I am trying to backup some data from a table with > 50M rows. The table looks like this
#
entry_id : int unsignedauto_increment # unique entry id
---
time=CURRENT_TIMESTAMP : timestamp # current timestamp
room : varchar(255) # Room
id : varchar(255) # Sensor ID / NAME
value : double # sensor value
My plan is to
- Fetch a limited amount of KEYS (i.e.
fetch('KEY', limit=some_large_number)
) - Retrieve table entries for those KEYS
- Save data chunk on disk
- Delete table entries belonging to KEYS
- Start over ...
Just fetching, let's say 1_000_000 entries, is reasonably fast (a few seconds), however if I want to go through retrieving primary keys -> fetching data -> deleting those entries - I am basically stuck at fetching the data (>20 minutes for ~ 100_000 entries or timeout(?)).
What is the most elegant / time efficient way to perform this task using datajoint logic?

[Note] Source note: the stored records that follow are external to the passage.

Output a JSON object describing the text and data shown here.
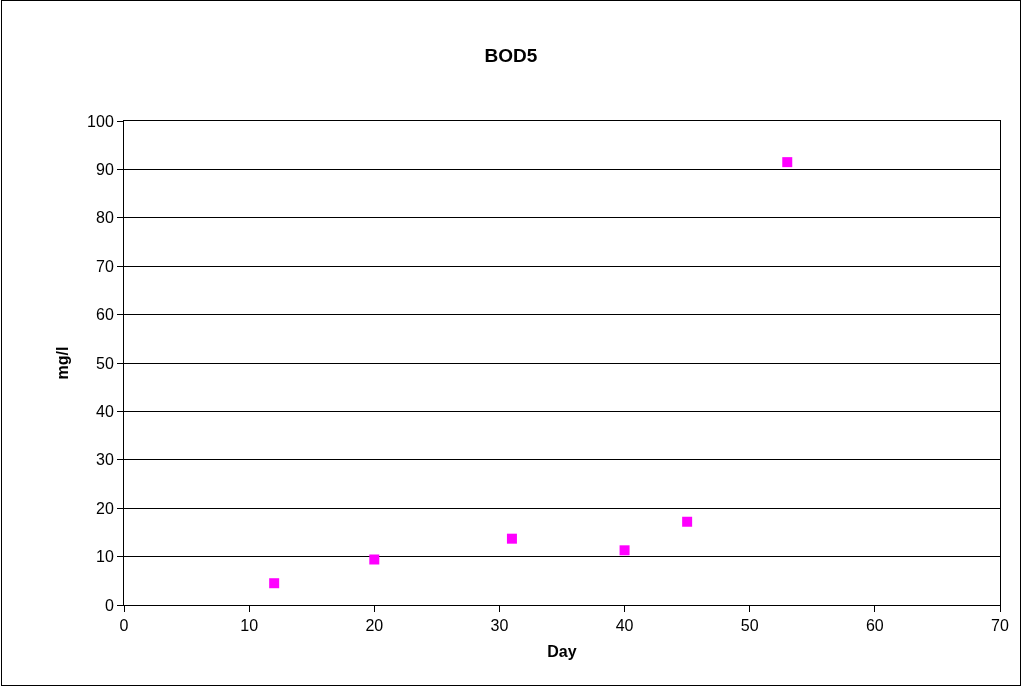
{
  "chart_data": {
    "type": "scatter",
    "title": "BOD5",
    "xlabel": "Day",
    "ylabel": "mg/l",
    "x": [
      12,
      20,
      31,
      40,
      45,
      53
    ],
    "series": [
      {
        "color": "#ff00ff",
        "values": [
          4.5,
          9.4,
          13.7,
          11.3,
          17.2,
          91.5
        ]
      }
    ],
    "xlim": [
      0,
      70
    ],
    "xticks": [
      0,
      10,
      20,
      30,
      40,
      50,
      60,
      70
    ],
    "ylim": [
      0,
      100
    ],
    "yticks": [
      0,
      10,
      20,
      30,
      40,
      50,
      60,
      70,
      80,
      90,
      100
    ],
    "grid": "y",
    "marker": "square"
  }
}
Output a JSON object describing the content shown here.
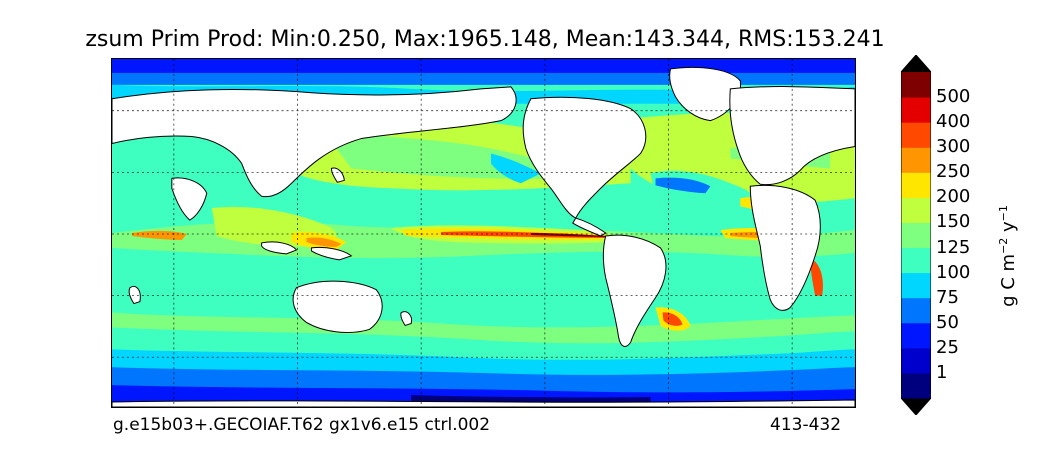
{
  "title": "zsum Prim Prod: Min:0.250, Max:1965.148, Mean:143.344, RMS:153.241",
  "footer": {
    "run_name": "g.e15b03+.GECOIAF.T62 gx1v6.e15 ctrl.002",
    "years": "413-432"
  },
  "colorbar": {
    "units_base": "g C m",
    "units_exp1": "−2",
    "units_mid": " y",
    "units_exp2": "−1",
    "levels": [
      "1",
      "25",
      "50",
      "75",
      "100",
      "125",
      "150",
      "200",
      "250",
      "300",
      "400",
      "500"
    ],
    "colors": [
      "#00007f",
      "#0000cd",
      "#0016ff",
      "#0076ff",
      "#00d6ff",
      "#3effc0",
      "#7fff7f",
      "#c0ff3e",
      "#ffe600",
      "#ff9500",
      "#ff4800",
      "#e40000",
      "#7f0000"
    ],
    "extend": "both"
  },
  "map": {
    "land_color": "#ffffff",
    "coastline_color": "#000000",
    "gridlines": "dotted"
  }
}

(Datajoint python version '0.13.2'
)
If your data are not changing, then you can use the
limit
andoffset
keywords to stride through the table, fetching in chunks without deleting or restricting. There is no need to retrieve the primary key first, to restrict the fetch, or to delete the block.If this is a simple backup, then deletes are not necessary. If you need to delete the data, you can delete it all at once at the end.